Ce sont trois exemples de mon entourage direct, survenus en deux ans. Je ne citerai pas les témoignages par intermédiaires. Mais comme on dit aujourd’hui, « # pas de vagues »! J’ai entendu de la bouche d’une formatrice que cette personne était peut-être bien Asperger, ce qui tendrait à expliquer son manque total d’empathie selon elle. Alors là, j’avoue que c’est la cerise sur le gâteau! Ce monsieur traumatise tout le monde impunément et il faudrait encore que l’on ne dise rien car il serait peut-être Asperger! Heu…jusqu’à preuve du contraire, la perversion n’est pas un signe clinique de l’autisme, non? Si tel est le cas, ou plutôt si les manifestations de son trouble en font un danger pour ses collaborateurs, il aurait été bienvenu de lui proposer un poste où il puisse s’épanouir sans détruire les autres. 

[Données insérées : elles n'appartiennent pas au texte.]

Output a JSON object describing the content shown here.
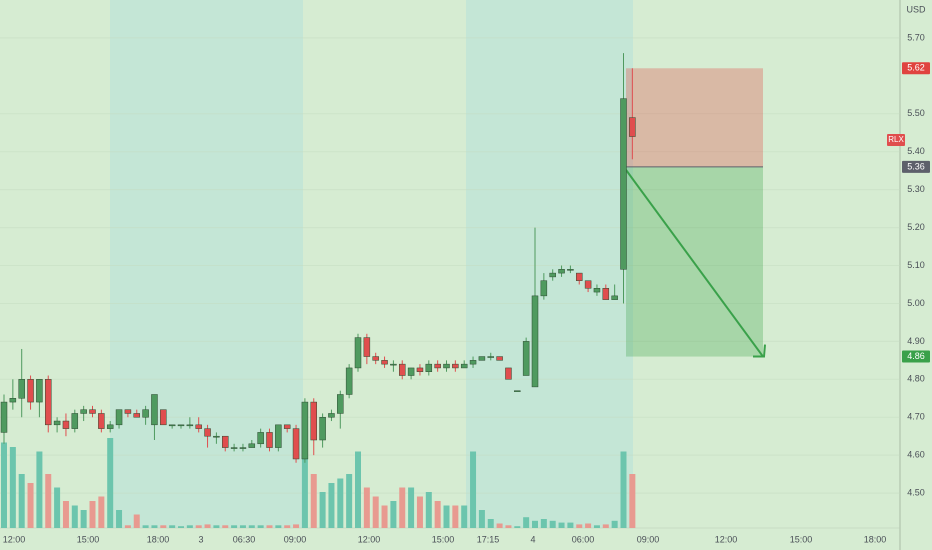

Mais ça, ce serait dans un monde où l’on saurait trouver la mesure de toute chose. Dans un monde où les particularités de chacun seraient prises en compte dans le respect de tous. Dans ce monde-là, qui est le nôtre en général et celui de l’Abnégation Nationale en particulier, on avance à marche forcée en fermant les yeux sur la violence. 

Elle est belle, n’est-ce pas, notre « École Inclusive »?